As we know, Microsoft’s search engine platform, Bing is the only major foreign search outlet functioning in China. But, among new developments, a “relevant government agency” of China has asked of the platform to put forward a suspension. The concerned agency wants to cease the auto-suggest feature on the engine for seven days in the country.
The halt signifies the second of the sort for the Microsoft search engine since December 2021. This time, the suspension comes in the middle of a crackdown in progress on technology platforms, along with algorithms from Beijing. Internet users in China, reports specify, first spotted the function suspended on Saturday, March 19. Hence, it is clear that the tech giant had initiated Bing’s week-long stoppage.
Microsoft Corp’s search engine platform, Bing gave a statement on its Chinese site. They remarked how the platform is essentially a global platform targeted for the purpose of providing correct information. As a search outlet, it would remain obligated to pay heed to rules of law. Along with it, respect the right of every user in China to gain access to true information.
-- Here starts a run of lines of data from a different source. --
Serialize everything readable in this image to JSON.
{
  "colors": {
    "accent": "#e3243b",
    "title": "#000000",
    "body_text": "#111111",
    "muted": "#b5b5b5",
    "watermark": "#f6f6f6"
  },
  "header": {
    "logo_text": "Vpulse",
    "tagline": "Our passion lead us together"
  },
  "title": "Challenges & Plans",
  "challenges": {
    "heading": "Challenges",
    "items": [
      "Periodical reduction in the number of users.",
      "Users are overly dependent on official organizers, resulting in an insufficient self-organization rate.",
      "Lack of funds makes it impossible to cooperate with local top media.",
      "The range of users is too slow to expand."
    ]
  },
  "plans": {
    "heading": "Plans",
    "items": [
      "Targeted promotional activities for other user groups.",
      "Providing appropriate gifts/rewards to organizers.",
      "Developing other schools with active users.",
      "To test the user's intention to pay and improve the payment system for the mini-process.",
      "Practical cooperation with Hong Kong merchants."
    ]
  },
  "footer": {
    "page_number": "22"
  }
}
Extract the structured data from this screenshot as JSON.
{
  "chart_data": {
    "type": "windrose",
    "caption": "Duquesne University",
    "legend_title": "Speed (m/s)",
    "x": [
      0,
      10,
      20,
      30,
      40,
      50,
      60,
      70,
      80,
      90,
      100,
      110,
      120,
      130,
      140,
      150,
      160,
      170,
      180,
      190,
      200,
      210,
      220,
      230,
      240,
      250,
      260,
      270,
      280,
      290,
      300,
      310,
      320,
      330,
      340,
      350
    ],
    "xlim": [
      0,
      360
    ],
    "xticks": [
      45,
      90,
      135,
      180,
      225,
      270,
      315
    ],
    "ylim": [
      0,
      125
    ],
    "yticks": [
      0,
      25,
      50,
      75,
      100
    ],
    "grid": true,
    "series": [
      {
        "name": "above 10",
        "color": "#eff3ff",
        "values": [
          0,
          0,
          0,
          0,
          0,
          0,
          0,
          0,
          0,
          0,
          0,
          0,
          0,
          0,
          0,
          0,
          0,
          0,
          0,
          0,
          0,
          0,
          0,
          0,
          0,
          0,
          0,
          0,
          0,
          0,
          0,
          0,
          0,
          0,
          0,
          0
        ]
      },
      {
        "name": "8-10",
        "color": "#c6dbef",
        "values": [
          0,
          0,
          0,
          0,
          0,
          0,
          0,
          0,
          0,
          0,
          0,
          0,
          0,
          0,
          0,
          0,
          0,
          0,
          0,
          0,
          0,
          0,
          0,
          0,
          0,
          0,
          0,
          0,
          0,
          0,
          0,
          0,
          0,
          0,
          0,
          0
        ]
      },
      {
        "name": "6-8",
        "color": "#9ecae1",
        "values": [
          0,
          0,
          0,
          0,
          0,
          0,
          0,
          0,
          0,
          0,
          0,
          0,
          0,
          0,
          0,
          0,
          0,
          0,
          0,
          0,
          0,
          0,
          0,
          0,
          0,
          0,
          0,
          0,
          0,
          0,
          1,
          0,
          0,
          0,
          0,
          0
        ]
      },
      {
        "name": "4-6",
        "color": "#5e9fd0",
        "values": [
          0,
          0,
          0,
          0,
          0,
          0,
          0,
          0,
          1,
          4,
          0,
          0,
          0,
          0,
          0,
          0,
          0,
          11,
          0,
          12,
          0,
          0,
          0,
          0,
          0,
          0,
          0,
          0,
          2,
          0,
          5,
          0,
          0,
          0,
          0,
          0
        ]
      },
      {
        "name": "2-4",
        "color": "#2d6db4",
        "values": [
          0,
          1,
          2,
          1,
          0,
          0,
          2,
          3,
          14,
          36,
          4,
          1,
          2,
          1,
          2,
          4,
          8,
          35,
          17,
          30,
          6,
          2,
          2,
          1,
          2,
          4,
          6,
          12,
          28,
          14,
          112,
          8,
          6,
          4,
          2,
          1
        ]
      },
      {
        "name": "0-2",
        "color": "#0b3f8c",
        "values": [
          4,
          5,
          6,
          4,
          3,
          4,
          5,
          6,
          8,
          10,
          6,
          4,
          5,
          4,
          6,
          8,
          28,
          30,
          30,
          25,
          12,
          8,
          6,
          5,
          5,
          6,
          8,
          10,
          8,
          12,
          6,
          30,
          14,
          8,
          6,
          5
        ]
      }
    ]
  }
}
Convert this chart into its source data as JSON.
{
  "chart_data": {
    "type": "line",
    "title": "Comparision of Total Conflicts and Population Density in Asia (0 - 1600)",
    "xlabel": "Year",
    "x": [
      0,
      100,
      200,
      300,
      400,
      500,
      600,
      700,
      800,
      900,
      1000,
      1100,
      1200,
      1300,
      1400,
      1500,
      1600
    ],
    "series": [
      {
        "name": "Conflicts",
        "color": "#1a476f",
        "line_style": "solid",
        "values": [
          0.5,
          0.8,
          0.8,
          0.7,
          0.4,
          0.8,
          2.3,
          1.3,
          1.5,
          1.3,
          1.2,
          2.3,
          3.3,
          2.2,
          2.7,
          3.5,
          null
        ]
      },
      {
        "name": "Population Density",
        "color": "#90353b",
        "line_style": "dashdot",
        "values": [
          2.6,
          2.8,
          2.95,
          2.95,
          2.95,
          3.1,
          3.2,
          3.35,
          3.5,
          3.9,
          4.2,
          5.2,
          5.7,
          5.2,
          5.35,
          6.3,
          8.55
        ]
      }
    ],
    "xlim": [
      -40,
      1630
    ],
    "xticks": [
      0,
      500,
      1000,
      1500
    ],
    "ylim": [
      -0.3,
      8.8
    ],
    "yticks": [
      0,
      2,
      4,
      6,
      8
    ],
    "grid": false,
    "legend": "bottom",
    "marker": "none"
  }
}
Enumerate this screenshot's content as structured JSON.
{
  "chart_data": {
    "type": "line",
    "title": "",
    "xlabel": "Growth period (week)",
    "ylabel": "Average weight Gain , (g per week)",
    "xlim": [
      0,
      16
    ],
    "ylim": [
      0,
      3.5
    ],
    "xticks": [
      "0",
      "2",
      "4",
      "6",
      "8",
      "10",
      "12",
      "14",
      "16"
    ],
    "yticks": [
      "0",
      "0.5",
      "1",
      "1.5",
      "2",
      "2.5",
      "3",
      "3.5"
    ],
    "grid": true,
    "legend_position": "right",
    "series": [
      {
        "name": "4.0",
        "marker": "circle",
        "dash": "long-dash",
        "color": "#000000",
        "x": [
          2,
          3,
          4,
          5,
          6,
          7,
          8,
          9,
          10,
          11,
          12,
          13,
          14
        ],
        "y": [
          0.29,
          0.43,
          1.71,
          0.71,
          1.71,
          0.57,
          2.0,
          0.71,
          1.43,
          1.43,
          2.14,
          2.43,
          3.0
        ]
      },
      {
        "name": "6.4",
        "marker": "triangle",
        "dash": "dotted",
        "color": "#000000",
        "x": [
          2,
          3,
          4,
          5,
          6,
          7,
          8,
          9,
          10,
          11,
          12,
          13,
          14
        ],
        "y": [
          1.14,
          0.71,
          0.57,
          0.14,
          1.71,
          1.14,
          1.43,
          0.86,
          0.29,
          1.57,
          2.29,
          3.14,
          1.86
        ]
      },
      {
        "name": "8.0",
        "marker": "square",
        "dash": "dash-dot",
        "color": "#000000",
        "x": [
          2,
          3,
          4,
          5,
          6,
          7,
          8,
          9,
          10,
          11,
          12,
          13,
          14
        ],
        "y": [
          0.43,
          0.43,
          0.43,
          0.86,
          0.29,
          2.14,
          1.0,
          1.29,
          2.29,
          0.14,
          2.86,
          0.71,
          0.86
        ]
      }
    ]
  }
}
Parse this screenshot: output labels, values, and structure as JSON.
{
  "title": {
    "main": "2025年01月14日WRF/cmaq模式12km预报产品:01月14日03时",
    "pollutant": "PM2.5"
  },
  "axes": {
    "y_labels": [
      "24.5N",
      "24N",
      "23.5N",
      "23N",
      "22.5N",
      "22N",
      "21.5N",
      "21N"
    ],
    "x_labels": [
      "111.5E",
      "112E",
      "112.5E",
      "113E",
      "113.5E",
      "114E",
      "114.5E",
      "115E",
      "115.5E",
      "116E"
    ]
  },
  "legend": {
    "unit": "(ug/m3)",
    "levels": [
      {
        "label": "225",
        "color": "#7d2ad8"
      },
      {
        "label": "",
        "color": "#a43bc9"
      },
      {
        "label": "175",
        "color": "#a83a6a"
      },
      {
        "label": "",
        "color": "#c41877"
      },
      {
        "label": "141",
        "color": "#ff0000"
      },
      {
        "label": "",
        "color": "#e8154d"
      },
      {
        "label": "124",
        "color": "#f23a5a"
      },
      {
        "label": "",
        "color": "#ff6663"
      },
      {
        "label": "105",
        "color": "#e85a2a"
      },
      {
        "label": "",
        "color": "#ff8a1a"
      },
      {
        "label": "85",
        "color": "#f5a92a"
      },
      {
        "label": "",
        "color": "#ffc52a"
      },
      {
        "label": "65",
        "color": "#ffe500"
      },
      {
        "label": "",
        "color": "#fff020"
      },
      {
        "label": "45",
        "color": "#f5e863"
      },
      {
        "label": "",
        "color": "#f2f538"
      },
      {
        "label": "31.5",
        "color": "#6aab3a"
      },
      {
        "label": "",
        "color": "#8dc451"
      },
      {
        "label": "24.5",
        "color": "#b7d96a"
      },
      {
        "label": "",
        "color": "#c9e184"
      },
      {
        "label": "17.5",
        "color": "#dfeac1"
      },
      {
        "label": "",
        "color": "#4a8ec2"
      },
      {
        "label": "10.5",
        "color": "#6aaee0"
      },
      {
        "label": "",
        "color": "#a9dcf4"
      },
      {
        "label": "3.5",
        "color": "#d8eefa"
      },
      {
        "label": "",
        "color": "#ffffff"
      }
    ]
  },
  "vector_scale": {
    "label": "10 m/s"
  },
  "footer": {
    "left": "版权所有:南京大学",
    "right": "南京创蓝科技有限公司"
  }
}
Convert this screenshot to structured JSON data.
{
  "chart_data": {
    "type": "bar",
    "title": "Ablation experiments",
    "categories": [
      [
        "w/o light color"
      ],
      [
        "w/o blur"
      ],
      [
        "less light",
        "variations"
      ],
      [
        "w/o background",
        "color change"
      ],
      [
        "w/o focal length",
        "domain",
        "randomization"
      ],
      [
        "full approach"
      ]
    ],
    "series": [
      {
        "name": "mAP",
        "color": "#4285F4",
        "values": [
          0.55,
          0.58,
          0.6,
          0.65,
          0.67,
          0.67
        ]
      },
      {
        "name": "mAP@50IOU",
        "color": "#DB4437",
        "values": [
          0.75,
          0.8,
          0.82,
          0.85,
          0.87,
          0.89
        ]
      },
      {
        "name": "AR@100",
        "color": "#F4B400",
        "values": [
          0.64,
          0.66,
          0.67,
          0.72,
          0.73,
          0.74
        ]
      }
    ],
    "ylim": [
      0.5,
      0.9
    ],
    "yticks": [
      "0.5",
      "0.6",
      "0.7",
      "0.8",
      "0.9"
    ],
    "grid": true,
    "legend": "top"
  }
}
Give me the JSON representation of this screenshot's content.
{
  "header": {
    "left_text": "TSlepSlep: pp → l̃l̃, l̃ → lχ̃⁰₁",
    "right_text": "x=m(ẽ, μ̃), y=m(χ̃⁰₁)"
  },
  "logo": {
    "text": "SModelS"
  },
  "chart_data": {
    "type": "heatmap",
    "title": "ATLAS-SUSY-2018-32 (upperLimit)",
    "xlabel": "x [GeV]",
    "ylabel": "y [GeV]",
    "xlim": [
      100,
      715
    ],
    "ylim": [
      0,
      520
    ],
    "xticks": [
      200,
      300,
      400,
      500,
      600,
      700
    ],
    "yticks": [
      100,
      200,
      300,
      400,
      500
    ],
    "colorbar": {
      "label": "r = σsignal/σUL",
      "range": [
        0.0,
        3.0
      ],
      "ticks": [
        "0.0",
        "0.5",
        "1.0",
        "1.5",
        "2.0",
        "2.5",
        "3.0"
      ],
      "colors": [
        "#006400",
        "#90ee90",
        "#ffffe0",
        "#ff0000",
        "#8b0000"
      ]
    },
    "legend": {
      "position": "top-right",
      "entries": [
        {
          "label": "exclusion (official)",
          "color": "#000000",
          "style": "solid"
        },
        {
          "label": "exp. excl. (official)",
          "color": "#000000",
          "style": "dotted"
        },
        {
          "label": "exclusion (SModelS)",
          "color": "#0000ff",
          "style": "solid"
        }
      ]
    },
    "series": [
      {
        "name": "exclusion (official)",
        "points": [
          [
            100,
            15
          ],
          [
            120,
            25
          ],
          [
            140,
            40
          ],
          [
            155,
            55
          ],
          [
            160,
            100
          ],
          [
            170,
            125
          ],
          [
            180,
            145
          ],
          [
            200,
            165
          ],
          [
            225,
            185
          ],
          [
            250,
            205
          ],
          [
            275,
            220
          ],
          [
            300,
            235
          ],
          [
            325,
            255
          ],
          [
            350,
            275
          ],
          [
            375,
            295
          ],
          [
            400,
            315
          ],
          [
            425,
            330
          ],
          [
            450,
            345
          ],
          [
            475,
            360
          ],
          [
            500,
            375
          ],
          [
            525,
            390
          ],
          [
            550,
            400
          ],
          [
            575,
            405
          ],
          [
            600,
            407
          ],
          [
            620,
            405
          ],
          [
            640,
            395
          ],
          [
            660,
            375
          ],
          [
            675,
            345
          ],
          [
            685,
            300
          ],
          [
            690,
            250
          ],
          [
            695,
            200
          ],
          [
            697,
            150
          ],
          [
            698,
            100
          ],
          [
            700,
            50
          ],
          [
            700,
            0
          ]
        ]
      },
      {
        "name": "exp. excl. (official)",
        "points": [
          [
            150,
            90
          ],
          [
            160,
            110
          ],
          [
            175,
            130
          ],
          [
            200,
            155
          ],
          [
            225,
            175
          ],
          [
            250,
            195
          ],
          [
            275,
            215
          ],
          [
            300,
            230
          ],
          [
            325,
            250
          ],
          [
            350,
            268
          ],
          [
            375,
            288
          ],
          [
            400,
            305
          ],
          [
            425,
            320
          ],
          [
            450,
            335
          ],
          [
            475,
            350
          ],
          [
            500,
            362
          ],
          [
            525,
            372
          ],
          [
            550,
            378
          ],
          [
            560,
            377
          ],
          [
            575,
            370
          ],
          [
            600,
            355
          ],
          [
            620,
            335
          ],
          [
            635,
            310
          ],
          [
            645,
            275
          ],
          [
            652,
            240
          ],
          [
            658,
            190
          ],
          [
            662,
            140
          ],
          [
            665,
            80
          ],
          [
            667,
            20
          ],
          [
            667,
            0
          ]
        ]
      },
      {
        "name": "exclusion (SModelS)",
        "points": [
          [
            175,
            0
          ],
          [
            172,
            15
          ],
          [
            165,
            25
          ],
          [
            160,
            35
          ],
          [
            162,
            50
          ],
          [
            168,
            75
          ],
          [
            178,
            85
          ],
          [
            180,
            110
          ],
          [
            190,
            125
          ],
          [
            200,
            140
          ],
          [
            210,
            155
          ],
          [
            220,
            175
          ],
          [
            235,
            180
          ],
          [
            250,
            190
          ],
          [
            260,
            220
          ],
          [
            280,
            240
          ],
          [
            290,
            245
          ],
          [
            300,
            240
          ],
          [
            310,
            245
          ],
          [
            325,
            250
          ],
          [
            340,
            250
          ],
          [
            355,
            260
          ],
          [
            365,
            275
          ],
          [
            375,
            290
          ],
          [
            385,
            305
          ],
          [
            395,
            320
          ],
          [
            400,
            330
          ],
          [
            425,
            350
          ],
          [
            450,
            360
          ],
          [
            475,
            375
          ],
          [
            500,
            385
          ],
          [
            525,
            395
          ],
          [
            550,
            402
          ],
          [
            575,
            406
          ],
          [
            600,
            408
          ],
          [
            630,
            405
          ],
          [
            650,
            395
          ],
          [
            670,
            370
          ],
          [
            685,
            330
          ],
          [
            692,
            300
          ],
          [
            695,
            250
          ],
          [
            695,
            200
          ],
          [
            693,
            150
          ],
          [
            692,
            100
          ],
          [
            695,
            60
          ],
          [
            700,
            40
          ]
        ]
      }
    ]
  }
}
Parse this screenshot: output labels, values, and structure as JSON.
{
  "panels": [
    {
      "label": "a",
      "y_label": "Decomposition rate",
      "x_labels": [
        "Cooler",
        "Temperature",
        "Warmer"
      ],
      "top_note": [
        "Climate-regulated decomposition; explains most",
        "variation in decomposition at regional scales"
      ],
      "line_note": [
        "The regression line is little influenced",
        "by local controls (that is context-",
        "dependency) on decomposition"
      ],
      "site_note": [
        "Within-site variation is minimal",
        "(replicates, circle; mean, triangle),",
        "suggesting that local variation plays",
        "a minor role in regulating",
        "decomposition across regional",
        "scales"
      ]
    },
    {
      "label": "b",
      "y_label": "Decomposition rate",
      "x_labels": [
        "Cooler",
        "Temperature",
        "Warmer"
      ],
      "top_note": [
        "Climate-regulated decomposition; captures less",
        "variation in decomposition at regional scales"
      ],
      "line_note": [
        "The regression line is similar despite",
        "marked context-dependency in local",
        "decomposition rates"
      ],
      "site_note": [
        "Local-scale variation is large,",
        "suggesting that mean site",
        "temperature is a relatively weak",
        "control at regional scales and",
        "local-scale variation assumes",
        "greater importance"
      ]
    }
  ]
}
“Bing is a global search platform and remains committed to respecting the rule of law and users’ right to access information,” Bing said on its Chinese search site.
As of now, Bing did not clearly list a specific reason for this halt that would expectantly last for a week. Moreover, even Microsoft Corp did not acknowledge any requests made for a comment on the current situation right away.
Over the past year, internet firms in China were hit with a significant regulatory crackdown. These mentioned crackdowns had led to the imposition of brand new restrictions on certain subjects. These subjects may expand as far from content to that of privacy of customers. The top cyber regulator of Beijing, China published a set of draft rules in August 2021. These rules mainly directed the ways in which internet platforms can and cannot utilise algorithms. Ultimately, a finalised version of these set of rules and regulations came into effect in March 2022.
Previously, The agency hit Microsoft’s Bing with a similar requirement in December 2021. Then, the function was suspended for 30 days, and the platform had not specified a reason either. Three months prior to that, in October 2021, Microsoft had suspended its professional social networking platform LinkedIn in China. They cited the requirement of a “more challenging operating” culture in the country.